Empat IRT yang Ditahan di Lombok Tengah, Sudah Dikeluarkan

Empat ibu rumah tangga (IRT) dengan dua balita di Desa Wajageseng, Kecamatan Kopang, Lombok Tengah, Nusa Tenggara Barat, mendekam di balik jeruji Kejaksaan Negeri Praya.
Sumber :
  • VIVA/Satria Zulfikar

VIVA – Empat ibu rumah tangga (IRT) yang ditahan di Rutan Praya, Lombok Tengah, kini sudah bisa menghirup udara bebas. Penahanan terhadap mereka, ditangguhkan. Dari keempat perempuan tersebut, ada yang membawa bayinya.

Keempat IRT tersebut sempat viral. Hanya karena melempar pabrik tembakau, mereka ditahan. Bahkan yang membuat sejumlah pihak merasa miris, karena ada bayi juga yang terpaksa ikut bersama ibunya.

Dari unggahan Gubernur NTB Zulkieflimansyah, keempat IRT tersebut nampak sudah bisa menghirup udara bebas.
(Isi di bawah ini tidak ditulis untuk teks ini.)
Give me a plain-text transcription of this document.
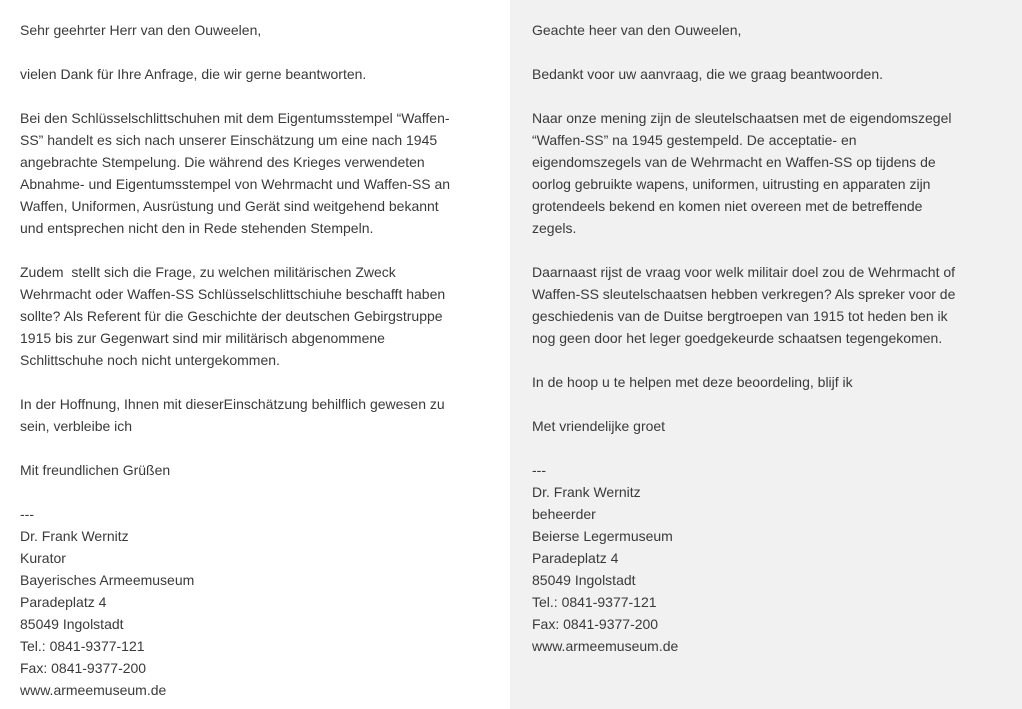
Sehr geehrter Herr van den Ouweelen,

vielen Dank für Ihre Anfrage, die wir gerne beantworten.

Bei den Schlüsselschlittschuhen mit dem Eigentumsstempel “Waffen-
SS” handelt es sich nach unserer Einschätzung um eine nach 1945
angebrachte Stempelung. Die während des Krieges verwendeten
Abnahme- und Eigentumsstempel von Wehrmacht und Waffen-SS an
Waffen, Uniformen, Ausrüstung und Gerät sind weitgehend bekannt
und entsprechen nicht den in Rede stehenden Stempeln.

Zudem  stellt sich die Frage, zu welchen militärischen Zweck
Wehrmacht oder Waffen-SS Schlüsselschlittschiuhe beschafft haben
sollte? Als Referent für die Geschichte der deutschen Gebirgstruppe
1915 bis zur Gegenwart sind mir militärisch abgenommene
Schlittschuhe noch nicht untergekommen.

In der Hoffnung, Ihnen mit dieserEinschätzung behilflich gewesen zu
sein, verbleibe ich

Mit freundlichen Grüßen

---

Dr. Frank Wernitz

Kurator

Bayerisches Armeemuseum

Paradeplatz 4

85049 Ingolstadt

Tel.: 0841-9377-121

Fax: 0841-9377-200

www.armeemuseum.de

Geachte heer van den Ouweelen,

Bedankt voor uw aanvraag, die we graag beantwoorden.

Naar onze mening zijn de sleutelschaatsen met de eigendomszegel
“Waffen-SS” na 1945 gestempeld. De acceptatie- en
eigendomszegels van de Wehrmacht en Waffen-SS op tijdens de
oorlog gebruikte wapens, uniformen, uitrusting en apparaten zijn
grotendeels bekend en komen niet overeen met de betreffende
zegels.

Daarnaast rijst de vraag voor welk militair doel zou de Wehrmacht of
Waffen-SS sleutelschaatsen hebben verkregen? Als spreker voor de
geschiedenis van de Duitse bergtroepen van 1915 tot heden ben ik
nog geen door het leger goedgekeurde schaatsen tegengekomen.

In de hoop u te helpen met deze beoordeling, blijf ik

Met vriendelijke groet

---

Dr. Frank Wernitz

beheerder

Beierse Legermuseum

Paradeplatz 4

85049 Ingolstadt

Tel.: 0841-9377-121

Fax: 0841-9377-200

www.armeemuseum.de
"Terima kasih kepada Ibu Sari Yulianti Anggota DPR Komisi 3 Darpil NTB yg membantu proses penangguhan Ibu2 di Rutan Praya siang ini," tulis Zulkieflimansyah, dikutip VIVA dari akun instagramnya @zulkieflimansyah pada Senin, 22 Februari 2021.
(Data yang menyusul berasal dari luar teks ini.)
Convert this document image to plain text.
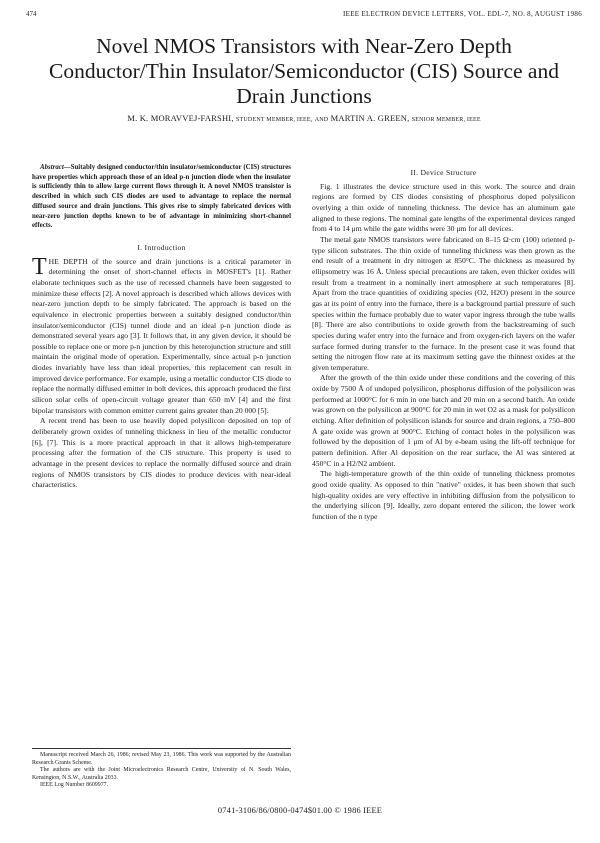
474	IEEE ELECTRON DEVICE LETTERS, VOL. EDL-7, NO. 8, AUGUST 1986
Novel NMOS Transistors with Near-Zero Depth Conductor/Thin Insulator/Semiconductor (CIS) Source and Drain Junctions
M. K. MORAVVEJ-FARSHI, STUDENT MEMBER, IEEE, AND MARTIN A. GREEN, SENIOR MEMBER, IEEE

Abstract—Suitably designed conductor/thin insulator/semiconductor (CIS) structures have properties which approach those of an ideal p-n junction diode when the insulator is sufficiently thin to allow large current flows through it. A novel NMOS transistor is described in which such CIS diodes are used to advantage to replace the normal diffused source and drain junctions. This gives rise to simply fabricated devices with near-zero junction depths known to be of advantage in minimizing short-channel effects.

I. Introduction

THE DEPTH of the source and drain junctions is a critical parameter in determining the onset of short-channel effects in MOSFET's [1]. Rather elaborate techniques such as the use of recessed channels have been suggested to minimize these effects [2]. A novel approach is described which allows devices with near-zero junction depth to be simply fabricated. The approach is based on the equivalence in electronic properties between a suitably designed conductor/thin insulator/semiconductor (CIS) tunnel diode and an ideal p-n junction diode as demonstrated several years ago [3]. It follows that, in any given device, it should be possible to replace one or more p-n junction by this heterojunction structure and still maintain the original mode of operation. Experimentally, since actual p-n junction diodes invariably have less than ideal properties, this replacement can result in improved device performance. For example, using a metallic conductor CIS diode to replace the normally diffused emitter in bolt devices, this approach produced the first silicon solar cells of open-circuit voltage greater than 650 mV [4] and the first bipolar transistors with common emitter current gains greater than 20 000 [5].

A recent trend has been to use heavily doped polysilicon deposited on top of deliberately grown oxides of tunneling thickness in lieu of the metallic conductor [6], [7]. This is a more practical approach in that it allows high-temperature processing after the formation of the CIS structure. This property is used to advantage in the present devices to replace the normally diffused source and drain regions of NMOS transistors by CIS diodes to produce devices with near-ideal characteristics.

Manuscript received March 26, 1986; revised May 23, 1986. This work was supported by the Australian Research Grants Scheme.

The authors are with the Joint Microelectronics Research Centre, University of N. South Wales, Kensington, N.S.W., Australia 2033.

IEEE Log Number 8609977.

II. Device Structure

Fig. 1 illustrates the device structure used in this work. The source and drain regions are formed by CIS diodes consisting of phosphorus doped polysilicon overlying a thin oxide of tunneling thickness. The device has an aluminum gate aligned to these regions. The nominal gate lengths of the experimental devices ranged from 4 to 14 μm while the gate widths were 30 μm for all devices.

The metal gate NMOS transistors were fabricated on 8–15 Ω·cm (100) oriented p-type silicon substrates. The thin oxide of tunneling thickness was then grown as the end result of a treatment in dry nitrogen at 850°C. The thickness as measured by ellipsometry was 16 Å. Unless special precautions are taken, even thicker oxides will result from a treatment in a nominally inert atmosphere at such temperatures [8]. Apart from the trace quantities of oxidizing species (O2, H2O) present in the source gas at its point of entry into the furnace, there is a background partial pressure of such species within the furnace probably due to water vapor ingress through the tube walls [8]. There are also contributions to oxide growth from the backstreaming of such species during wafer entry into the furnace and from oxygen-rich layers on the wafer surface formed during transfer to the furnace. In the present case it was found that setting the nitrogen flow rate at its maximum setting gave the thinnest oxides at the given temperature.

After the growth of the thin oxide under these conditions and the covering of this oxide by 7500 Å of undoped polysilicon, phosphorus diffusion of the polysilicon was performed at 1000°C for 6 min in one batch and 20 min on a second batch. An oxide was grown on the polysilicon at 900°C for 20 min in wet O2 as a mask for polysilicon etching. After definition of polysilicon islands for source and drain regions, a 750–800 Å gate oxide was grown at 900°C. Etching of contact holes in the polysilicon was followed by the deposition of 1 μm of Al by e-beam using the lift-off technique for pattern definition. After Al deposition on the rear surface, the Al was sintered at 450°C in a H2/N2 ambient.

The high-temperature growth of the thin oxide of tunneling thickness promotes good oxide quality. As opposed to thin "native" oxides, it has been shown that such high-quality oxides are very effective in inhibiting diffusion from the polysilicon to the underlying silicon [9]. Ideally, zero dopant entered the silicon, the lower work function of the n type

0741-3106/86/0800-0474$01.00 © 1986 IEEE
Zulkieflimansyah mengatakan, sejak viral banyak yang memberi dukungan dan bantuan kepada para IRT ini. Bantuan agar mereka bisa kembali ke rumah masing-masing. Termasuk dari Pemprov NTB, Pemda Lombok Tengah, Pengadilan Negeri Lombok Tengah, Polres, maupun dari pihak rumah tahanan serta anggota DPRD.

"Semua bersinergi dan bekerja luar biasa sehingga semua berjalan lancar," kata politisi PKS itu.

Sebelumnya diberitakan, empat IRT di Desa Wajageseng, Kecamatan Kopang, Lombok Tengah, Nusa Tenggara Barat, mendekam di balik jeruji Kejaksaan Negeri Praya. Dua dari mereka harus membawa anaknya yang masih bayi berada di balik jeruji karena mesti menyusui.

Keempat IRT itu sebelumnya melempar pabrik rokok yang ada di Dusun Eat Nyiur sebagai bentuk protes karena polusi yang ditimbulkan dan justru pabrik memilih mempekerjakan orang luar dibanding warga setempat.

Masing-masing IRT asal Desa Wajageseng, Kecamatan Kopang, Lombok Tengah, adalah Nurul Hidayah (38 tahun), Martini (22 tahun), Fatimah (38 tahun), dan Hultiah (40 tahun). Mereka merupakan warga Dusun Eat Nyiur yang diancam pasal 170 KUHP ayat (1) dengan ancaman pidana penjara 5-tujuh tahun atas tuduhan pengerusakan.